The answer is definitely C. Here we simply need to calculate how many ways we can use to built a triangle from 6 points or how we can choose randomly 3 points from 6 given ones. The number of points is calculated in such a way:
6!/((6-3)!*3!) = 6!/(3!*3!)=4*5*6/3! = 4*5 = 20

There is a formula from the combinatorial theory that lets you calculate the number of ways how to choose m elements from n - n!/((n-m)!*m!)

Hope this explanation helps

My 2 cents:

I agree with the 6c3 explanation. It should be 5C3 when the center point is removed.

If we extended this problem to a square ABCD or a rectangle ABCD and denote the center as E(point of intersection of diagonals), then lets ask the question: how many triangles can be formed with A,B,C,D,E.

This gets a little tricky because now we have 3 points on a straight line: A,E,C and B,E,D - these 2 sets of points cannot form a triangle.

So the solution for a the square/rectangle is:
5C3 - 2 = 8 ways.

Think of this in simple terms:
Say we form triangles without the center point: There are 4C3 = 4 ways of doing this.

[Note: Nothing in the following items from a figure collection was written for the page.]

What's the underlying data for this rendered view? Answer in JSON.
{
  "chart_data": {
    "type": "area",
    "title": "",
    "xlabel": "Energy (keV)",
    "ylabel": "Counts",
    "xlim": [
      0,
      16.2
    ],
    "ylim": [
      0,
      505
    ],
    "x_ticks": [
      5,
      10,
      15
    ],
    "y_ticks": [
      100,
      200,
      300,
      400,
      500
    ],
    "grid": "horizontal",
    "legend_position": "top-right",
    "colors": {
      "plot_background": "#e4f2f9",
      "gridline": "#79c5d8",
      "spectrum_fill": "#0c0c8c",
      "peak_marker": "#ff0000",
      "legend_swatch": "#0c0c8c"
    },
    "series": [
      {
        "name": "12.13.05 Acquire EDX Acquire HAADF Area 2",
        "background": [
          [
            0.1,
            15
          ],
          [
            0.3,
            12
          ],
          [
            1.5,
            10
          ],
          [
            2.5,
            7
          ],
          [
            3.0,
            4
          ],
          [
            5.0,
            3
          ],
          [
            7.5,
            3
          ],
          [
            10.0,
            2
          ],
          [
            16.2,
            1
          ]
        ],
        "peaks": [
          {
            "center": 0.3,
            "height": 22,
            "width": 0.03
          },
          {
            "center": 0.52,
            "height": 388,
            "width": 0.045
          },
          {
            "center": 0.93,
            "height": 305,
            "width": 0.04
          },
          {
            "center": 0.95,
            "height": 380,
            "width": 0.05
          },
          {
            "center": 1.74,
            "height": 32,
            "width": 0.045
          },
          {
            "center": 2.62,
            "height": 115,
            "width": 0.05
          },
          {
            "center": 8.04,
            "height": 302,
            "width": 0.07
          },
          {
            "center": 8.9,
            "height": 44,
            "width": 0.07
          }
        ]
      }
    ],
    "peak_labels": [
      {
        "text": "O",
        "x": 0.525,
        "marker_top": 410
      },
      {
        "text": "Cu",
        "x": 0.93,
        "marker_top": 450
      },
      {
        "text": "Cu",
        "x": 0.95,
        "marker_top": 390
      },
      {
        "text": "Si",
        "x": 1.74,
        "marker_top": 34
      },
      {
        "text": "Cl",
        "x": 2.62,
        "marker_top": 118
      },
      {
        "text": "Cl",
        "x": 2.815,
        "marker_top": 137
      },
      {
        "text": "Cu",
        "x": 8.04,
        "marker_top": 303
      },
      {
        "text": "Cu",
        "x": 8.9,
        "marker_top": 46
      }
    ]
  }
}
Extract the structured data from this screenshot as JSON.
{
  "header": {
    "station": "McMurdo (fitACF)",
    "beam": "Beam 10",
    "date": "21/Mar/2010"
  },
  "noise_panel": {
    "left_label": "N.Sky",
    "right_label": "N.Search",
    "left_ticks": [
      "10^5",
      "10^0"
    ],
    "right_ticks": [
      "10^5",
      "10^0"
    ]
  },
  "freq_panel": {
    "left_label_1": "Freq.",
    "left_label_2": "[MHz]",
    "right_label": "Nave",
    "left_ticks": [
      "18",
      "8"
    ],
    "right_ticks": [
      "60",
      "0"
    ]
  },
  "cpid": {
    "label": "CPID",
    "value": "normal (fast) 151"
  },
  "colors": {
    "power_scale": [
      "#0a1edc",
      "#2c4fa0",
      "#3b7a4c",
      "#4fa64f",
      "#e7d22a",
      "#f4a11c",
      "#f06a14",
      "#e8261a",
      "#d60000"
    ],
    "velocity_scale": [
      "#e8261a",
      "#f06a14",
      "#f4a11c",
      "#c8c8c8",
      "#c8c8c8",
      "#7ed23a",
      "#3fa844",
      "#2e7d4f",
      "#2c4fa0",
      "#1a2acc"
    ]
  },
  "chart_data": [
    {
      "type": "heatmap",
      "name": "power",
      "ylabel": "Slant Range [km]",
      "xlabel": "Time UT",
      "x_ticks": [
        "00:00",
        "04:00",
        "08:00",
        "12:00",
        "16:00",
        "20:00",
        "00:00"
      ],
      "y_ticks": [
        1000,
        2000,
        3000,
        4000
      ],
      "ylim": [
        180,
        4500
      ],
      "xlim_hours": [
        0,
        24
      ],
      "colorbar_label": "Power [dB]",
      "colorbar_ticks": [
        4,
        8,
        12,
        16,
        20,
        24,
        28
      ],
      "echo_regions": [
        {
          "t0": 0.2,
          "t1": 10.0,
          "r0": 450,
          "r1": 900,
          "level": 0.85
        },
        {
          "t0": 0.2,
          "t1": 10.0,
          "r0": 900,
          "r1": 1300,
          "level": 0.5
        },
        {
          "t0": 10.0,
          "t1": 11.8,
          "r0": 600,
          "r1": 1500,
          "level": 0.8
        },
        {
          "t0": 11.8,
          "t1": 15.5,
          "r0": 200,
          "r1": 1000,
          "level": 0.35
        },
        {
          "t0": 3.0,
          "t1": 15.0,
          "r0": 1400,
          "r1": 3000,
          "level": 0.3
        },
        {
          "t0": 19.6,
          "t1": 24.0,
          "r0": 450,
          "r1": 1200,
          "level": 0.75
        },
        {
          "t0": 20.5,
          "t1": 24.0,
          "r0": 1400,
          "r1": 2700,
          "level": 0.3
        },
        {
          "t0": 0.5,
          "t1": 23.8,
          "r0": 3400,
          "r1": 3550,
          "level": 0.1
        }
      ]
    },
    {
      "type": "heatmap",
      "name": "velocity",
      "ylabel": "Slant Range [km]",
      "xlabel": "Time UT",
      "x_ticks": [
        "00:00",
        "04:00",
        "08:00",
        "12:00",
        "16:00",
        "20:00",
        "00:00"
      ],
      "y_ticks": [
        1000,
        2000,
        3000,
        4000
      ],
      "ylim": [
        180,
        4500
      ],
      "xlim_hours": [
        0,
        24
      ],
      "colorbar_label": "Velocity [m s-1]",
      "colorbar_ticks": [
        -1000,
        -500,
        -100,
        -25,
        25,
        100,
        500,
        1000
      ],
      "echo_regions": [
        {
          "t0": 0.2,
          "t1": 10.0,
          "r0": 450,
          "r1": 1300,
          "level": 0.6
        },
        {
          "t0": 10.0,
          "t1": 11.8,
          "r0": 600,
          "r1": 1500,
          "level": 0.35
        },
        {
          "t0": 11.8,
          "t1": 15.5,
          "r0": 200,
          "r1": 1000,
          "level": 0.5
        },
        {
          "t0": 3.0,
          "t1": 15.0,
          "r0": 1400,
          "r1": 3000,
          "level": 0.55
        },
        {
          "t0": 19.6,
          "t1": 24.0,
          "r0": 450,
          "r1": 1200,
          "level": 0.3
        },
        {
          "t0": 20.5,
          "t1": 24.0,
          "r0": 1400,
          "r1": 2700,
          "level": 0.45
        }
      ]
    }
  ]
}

Now we form triangle including the center point E. I can select the 2nd vertex of the triangle in 4 ways (A/B/C/D). The 3rd vertex can come only from 2 other points. So total = 4*2 = 8. But this has double counted triangles: eg - EAD, EDA. So we divide by 2. # of triangle with center = 4.

So total = 4+4 = 8.

Shoot questions if you have any.

Why do you think 5C3 is incorrect?

shrek1089,

Are you referring to the q. corresponding to a square/rectangle?

If so, I have provided the solution in my previous post. In short, 5C3 takes into account 2 cases where three points lie on a straight line (along the diagonals) and cannot form a triangle.

So correct solution is to subtract 2 from 5C3.